Quando, antes de fazer pazes com Morfeu, passava em revista de minha imaginação o que tinha visto, ainda não podia crer como escapamos incólumes, eu, minha cara metade e nosso fato de ver a Deus!
Ó! é uma maravilha de que nenhuma das mais civilizadas cidades da velha Europa poderia ufanar-se: trinta mil pessoas pelo menos, de todas as idades e condições, abalroar-se em noite escura sem que uma só fosse molestada, ou visse arrebatar-lhe uma arrecada da orelha, de tantas de ricos brilhantes que haviam é um fato que só se dá no Brasil, e que altamente depõe em favor da doçura de nossos costumes, da riqueza ou do bem-estar dos habitantes desta terra abençoada.
Vinha agora a pêlo, mas não falarei mais das miríadas de luzes e da prataria que nos templos deslumbravam os visitantes. Não insistirei nesse mau gosto, nessa religiosa patacoada, que faz da casa do Senhor uma feira de leiloeiro, que adorna os altares e as banquetas com a bacia, o jarro, a salva, o castiçal, que no uso doméstico serviriam para tanta coisa oculta, e areadinhas vão chamar as vistas que só deveriam elevar-se às imagens do Redentor e dos Santos.

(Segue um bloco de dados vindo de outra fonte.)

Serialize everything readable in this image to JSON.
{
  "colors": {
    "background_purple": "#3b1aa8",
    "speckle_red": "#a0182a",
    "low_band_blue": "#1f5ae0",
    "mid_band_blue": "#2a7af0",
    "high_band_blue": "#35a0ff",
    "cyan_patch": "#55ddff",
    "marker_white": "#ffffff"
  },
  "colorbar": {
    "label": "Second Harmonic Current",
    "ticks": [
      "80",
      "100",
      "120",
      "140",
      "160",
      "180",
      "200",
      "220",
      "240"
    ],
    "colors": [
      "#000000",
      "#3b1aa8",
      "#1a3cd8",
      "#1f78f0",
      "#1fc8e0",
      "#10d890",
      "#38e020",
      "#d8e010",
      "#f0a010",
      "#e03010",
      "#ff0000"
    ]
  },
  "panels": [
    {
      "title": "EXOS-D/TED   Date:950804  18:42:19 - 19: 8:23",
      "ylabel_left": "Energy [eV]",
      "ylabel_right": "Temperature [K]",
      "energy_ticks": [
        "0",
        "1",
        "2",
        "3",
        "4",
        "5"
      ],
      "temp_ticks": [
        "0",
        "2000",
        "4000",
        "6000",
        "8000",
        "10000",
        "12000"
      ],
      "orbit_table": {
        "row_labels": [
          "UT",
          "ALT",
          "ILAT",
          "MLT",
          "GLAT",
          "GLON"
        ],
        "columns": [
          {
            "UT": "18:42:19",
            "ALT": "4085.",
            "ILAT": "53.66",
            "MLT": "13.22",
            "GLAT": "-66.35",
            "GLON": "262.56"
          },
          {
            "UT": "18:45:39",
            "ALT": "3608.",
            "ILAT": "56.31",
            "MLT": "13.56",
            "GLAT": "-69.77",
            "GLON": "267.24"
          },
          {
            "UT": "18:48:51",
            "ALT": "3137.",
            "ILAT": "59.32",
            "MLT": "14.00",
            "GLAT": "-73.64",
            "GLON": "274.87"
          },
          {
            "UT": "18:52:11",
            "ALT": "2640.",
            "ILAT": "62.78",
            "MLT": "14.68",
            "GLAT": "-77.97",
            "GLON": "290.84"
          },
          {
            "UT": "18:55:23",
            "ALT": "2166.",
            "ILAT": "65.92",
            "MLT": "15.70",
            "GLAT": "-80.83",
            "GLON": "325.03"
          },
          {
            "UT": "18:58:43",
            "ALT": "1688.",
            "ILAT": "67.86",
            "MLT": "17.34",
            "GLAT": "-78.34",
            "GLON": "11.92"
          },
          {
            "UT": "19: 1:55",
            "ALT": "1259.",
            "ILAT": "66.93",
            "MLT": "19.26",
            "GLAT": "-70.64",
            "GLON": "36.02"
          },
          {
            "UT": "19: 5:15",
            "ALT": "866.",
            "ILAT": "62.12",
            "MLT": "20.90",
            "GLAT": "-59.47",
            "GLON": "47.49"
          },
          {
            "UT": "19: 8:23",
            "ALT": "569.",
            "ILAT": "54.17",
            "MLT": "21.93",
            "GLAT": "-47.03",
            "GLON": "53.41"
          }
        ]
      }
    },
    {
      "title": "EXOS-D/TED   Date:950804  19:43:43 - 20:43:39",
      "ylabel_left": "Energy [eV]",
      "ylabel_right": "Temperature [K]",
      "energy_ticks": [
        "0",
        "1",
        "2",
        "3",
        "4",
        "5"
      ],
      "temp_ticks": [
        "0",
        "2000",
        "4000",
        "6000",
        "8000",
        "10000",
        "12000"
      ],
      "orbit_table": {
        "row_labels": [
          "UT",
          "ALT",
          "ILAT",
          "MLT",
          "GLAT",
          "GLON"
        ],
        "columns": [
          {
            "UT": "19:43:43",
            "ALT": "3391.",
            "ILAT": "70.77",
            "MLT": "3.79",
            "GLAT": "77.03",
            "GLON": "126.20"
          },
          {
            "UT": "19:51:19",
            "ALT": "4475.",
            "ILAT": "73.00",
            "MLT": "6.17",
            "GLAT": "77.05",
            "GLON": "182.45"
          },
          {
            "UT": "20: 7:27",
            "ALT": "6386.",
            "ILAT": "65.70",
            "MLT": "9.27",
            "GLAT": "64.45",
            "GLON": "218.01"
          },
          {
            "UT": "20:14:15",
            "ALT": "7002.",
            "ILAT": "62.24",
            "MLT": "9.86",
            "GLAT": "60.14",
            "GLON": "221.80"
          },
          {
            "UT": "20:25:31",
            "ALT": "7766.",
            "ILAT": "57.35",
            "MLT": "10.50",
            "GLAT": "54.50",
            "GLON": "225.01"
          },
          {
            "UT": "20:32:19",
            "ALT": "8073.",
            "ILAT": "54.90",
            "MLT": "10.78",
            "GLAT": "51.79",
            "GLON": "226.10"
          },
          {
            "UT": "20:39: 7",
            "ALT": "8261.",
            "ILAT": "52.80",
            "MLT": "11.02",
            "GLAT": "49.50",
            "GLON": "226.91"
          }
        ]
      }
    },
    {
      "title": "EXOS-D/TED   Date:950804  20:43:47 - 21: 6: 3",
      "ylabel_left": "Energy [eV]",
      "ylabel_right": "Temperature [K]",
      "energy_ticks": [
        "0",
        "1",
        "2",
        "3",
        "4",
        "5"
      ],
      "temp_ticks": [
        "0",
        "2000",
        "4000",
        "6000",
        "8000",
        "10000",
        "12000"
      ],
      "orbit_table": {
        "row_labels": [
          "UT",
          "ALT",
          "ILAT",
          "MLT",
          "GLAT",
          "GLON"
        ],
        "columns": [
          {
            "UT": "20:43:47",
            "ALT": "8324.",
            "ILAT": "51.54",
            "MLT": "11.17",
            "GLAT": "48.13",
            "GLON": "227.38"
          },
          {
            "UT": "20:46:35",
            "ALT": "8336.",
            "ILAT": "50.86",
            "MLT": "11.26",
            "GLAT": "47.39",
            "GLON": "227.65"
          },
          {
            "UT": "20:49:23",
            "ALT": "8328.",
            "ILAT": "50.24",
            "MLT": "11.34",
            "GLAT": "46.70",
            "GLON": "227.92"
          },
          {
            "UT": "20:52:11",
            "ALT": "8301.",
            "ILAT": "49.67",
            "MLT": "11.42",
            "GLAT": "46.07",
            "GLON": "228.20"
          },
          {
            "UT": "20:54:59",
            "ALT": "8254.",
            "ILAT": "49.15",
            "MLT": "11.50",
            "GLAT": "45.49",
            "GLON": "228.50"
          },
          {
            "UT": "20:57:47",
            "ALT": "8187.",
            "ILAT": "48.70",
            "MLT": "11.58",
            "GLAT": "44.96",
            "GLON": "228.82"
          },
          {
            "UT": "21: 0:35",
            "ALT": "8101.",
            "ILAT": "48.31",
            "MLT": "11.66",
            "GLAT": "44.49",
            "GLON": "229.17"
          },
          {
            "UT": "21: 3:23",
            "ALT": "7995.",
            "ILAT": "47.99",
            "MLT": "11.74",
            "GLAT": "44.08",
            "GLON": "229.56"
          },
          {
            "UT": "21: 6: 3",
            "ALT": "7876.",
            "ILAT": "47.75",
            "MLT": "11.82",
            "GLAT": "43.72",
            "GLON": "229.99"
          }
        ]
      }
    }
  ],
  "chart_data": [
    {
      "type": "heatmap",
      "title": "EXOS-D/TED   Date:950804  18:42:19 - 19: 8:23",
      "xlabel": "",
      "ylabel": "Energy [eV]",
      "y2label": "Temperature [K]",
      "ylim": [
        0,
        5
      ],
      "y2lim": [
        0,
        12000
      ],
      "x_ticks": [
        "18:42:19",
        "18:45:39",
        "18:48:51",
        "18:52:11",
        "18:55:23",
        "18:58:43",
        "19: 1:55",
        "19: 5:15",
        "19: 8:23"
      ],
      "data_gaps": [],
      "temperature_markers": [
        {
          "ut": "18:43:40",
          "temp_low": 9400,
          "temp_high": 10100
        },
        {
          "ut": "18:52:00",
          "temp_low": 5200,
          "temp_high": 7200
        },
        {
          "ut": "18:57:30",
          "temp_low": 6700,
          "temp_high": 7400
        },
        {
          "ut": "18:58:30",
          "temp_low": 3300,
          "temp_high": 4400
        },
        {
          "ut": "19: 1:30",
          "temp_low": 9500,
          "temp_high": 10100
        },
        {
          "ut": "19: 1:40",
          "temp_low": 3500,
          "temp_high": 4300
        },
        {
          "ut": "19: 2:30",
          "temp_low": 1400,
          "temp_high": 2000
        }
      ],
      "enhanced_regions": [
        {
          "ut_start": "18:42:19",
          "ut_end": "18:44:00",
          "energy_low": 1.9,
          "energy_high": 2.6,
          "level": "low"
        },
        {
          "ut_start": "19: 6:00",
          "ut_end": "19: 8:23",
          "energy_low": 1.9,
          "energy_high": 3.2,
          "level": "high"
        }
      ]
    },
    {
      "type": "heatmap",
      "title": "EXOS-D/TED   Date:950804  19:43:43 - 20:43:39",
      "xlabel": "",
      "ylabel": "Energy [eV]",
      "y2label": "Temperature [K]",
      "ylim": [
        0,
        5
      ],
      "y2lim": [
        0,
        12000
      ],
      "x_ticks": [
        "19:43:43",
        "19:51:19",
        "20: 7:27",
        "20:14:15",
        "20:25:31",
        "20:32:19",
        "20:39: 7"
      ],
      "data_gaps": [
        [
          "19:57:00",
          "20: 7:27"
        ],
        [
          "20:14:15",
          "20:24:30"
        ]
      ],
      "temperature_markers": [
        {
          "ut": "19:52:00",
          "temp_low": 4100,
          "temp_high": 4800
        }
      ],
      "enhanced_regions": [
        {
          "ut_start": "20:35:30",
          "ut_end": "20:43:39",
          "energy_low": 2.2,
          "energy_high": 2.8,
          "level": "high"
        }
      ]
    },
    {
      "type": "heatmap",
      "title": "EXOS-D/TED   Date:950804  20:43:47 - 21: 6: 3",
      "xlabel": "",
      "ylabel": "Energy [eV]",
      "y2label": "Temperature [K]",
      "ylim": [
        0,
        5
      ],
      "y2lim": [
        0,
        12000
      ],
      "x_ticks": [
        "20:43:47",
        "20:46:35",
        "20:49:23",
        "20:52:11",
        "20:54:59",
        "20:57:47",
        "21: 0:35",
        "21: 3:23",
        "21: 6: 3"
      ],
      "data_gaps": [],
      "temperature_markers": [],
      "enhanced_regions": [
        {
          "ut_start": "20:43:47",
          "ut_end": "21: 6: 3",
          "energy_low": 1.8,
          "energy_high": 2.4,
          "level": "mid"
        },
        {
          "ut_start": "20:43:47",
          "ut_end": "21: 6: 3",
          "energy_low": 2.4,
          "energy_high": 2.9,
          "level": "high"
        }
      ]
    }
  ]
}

"São modas que vêm com o tempo,
"O tempo as acabará."
Demos agora um salto de Leucates e vamos banhar-nos às margens do Uruguai. Tendo traçado-lhe as feições da semana, descrito-lhes suas cenas mais divertidas e episódios mais importantes, seja-me lícito entrar um pouco pelo mundo político, subir aos Andes, e das regiões do condor americano observar as riquezas do nosso continente e as desgraças dos nossos vizinhos.
Mas não saltemos de chofre, que correríamos o risco de não vencer o espaço; ganhemos terreno, tomemos carreira de mais longe.
As últimas notícias recebidas do Rio da Prata apertaram o coração de todos os que o tem suscetível de impressões generosas. E se antes as desavenças do império com a fera dos Pampas era objeto que a muitos preocupava, a narração dos novos horrores, coincidindo com a saída da esquadra brasileira, e com a aproximação da abertura da assembléia geral, fez subir de ponto a ansiedade pública a esse respeito.
Que novidades de política interna e externa nos trará a nova sessão legislativa? Apanhará o ministério grande temporal pela proa, levantado mesmo pelos seus Bóreas? Triunfará dos elementos? O que fará a oposição?
Não estou habilitado, cá no meu remoto tugúrio, para responder a nenhuma dessas perguntas, que são o tema político da atualidade; e nem tenho oráculo a que possa recorrer. Direi, porém, quais são as conjeturas de um velho que observa o mundo através de um microscópio, e o que eu próprio nas minhas tímidas excursões hei podido colher.
Que o ministério tem desafetos, senão também inimigos dentro dos seus próprios acampamentos, não é preciso muito para o saber; basta atender a que já é um velho de mais de trinta meses e portanto com todos os senões e achaques da sua, para nós, longa idade. Mas o que também é certo é que o velho tem muito amor à vida, e é muito acautelado para que se deixe morrer de morte macaca.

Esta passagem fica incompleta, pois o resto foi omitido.